As most of the old HDCN are being deposited with the banks courtesy various loopholes & exemptions and VDS contrary to the earlier perception of “wind fall gain”, Govt may find it tough to justify the “gain” against the “pain” of the public for this whole idea of the demonetization to face the coming state elections.


Thus overall collateral damage for the economy may be more than the expected benefit for this demonetization & “surgical strike on the black money”. The root cause of the “black/unaccounted money” should have been put under “surgery” first rather than the “symptoms/organs”.


Govt perhaps need to do first the job of tax reforms with reasonable rates, fewer exemptions and less Governance to wipe out the basic causes of graft & black money creations. Even, the process of exchanging old HDCN from the banks are inviting massive corruptions and more over various rules & regulations in the IT Dept are also increasing their discretionary power, paving the way for more future corruptions (more governance, more corruptions).


Globally, all eyes will be on the ECB (8th Dec), OPEC meets tomorrow and developments in Italy.


Yesterday’s record high OPEC production figure may be an indication that in reality supply gluts in oil may remain in 2017 too, despite some production cut agreements. Moreover, making agreement is one thing and implementation of the same is another thing, keeping in mind past fragile records of the OPEC members.

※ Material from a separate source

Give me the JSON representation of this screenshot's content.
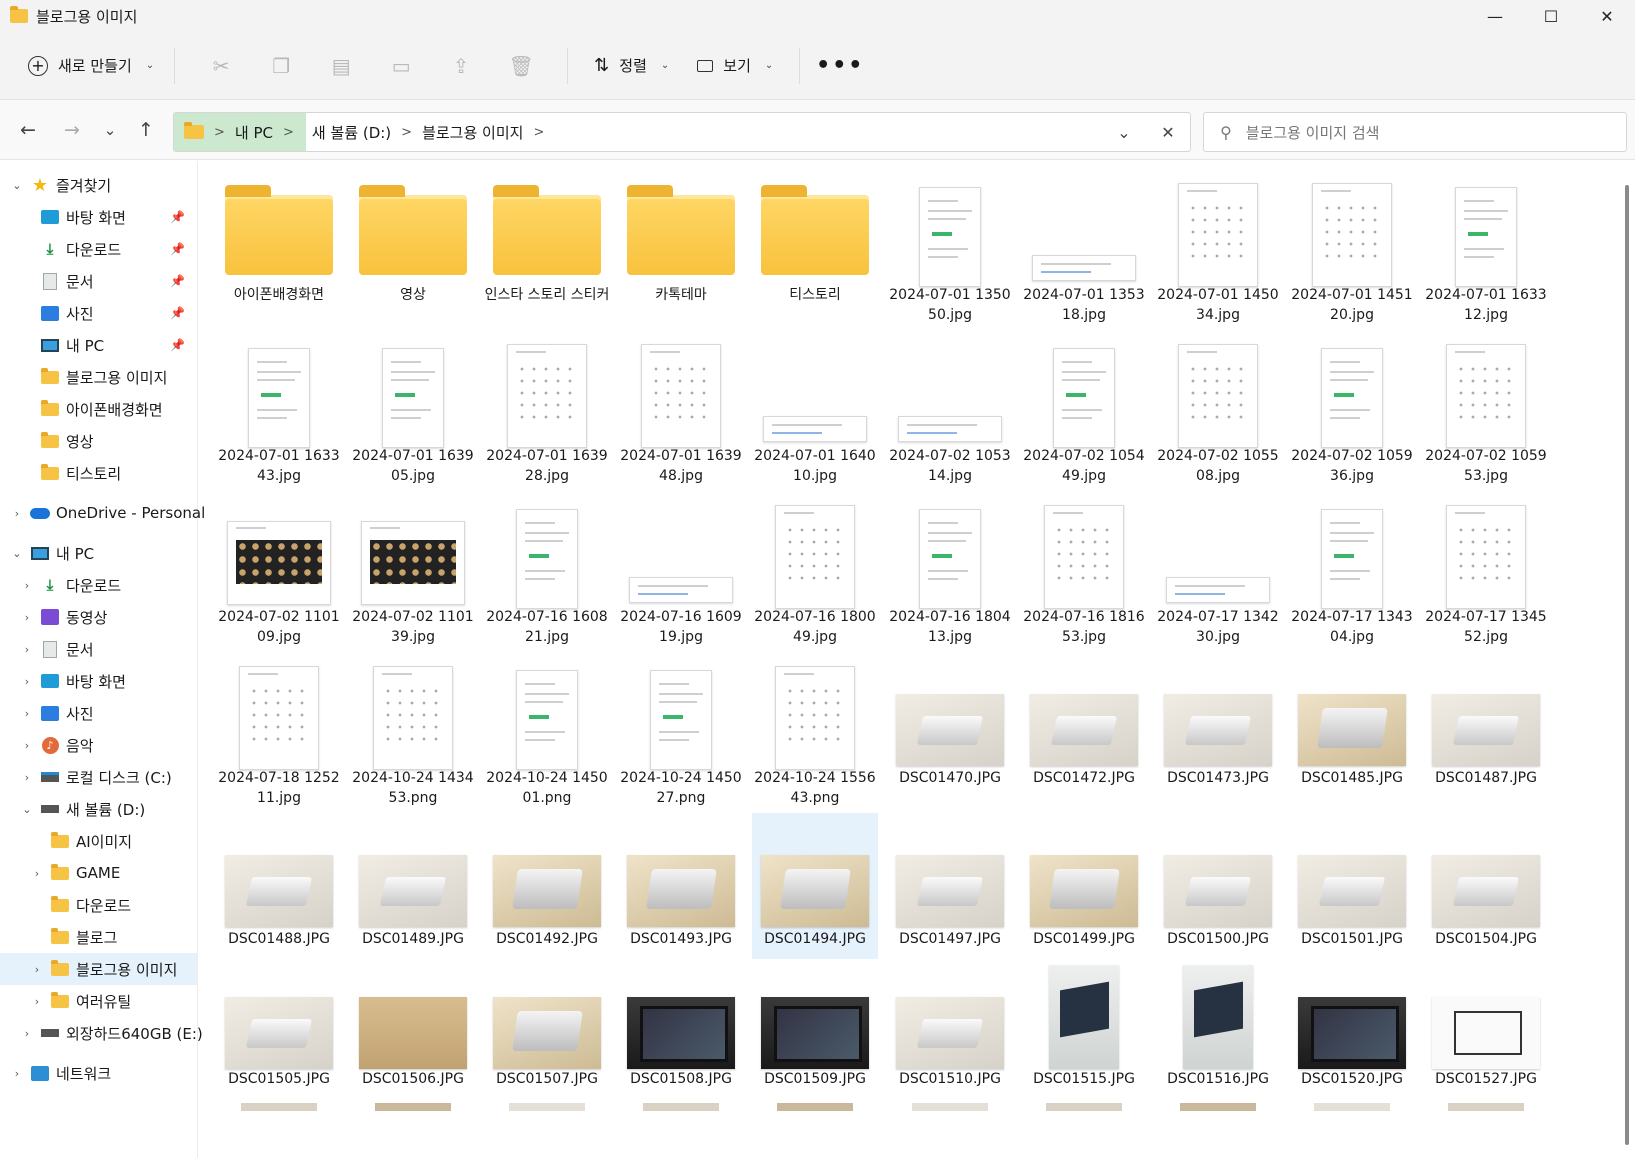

In Italy, where banking NPA is now around $352 bln, the most fragile bank (Monte Paschi) may face some tough times in the weekend, if a $5 bln bailout package is not worked out in the next few days. Thus, Italy may be falling fast into a full blown serious political as well as banking crisis in the coming days, despite market ignored the referendum result yesterday.


The impending political & banking crisis may also force ECB/Draghi to continue its dovish monetary policy in the foreseeable future as Govt may be also scared for a fiscal/structural stimulus like “Trumponomics”. On the other hand, Fed is prepared to hike in Dec’16 and most probably will also hike at least twice in 2017. Thus, the divergent monetary policy between Fed & ECB may make USD more stronger across the board (DXY) and in that scenario, USDINR may gain more strength in the coming days,, if RBI choose an extremely dovish path. A strong USD may ensure more FPI(s) outflows and subsequent selling in Indian EQ & Bond markets, beside collateral damage to the economy.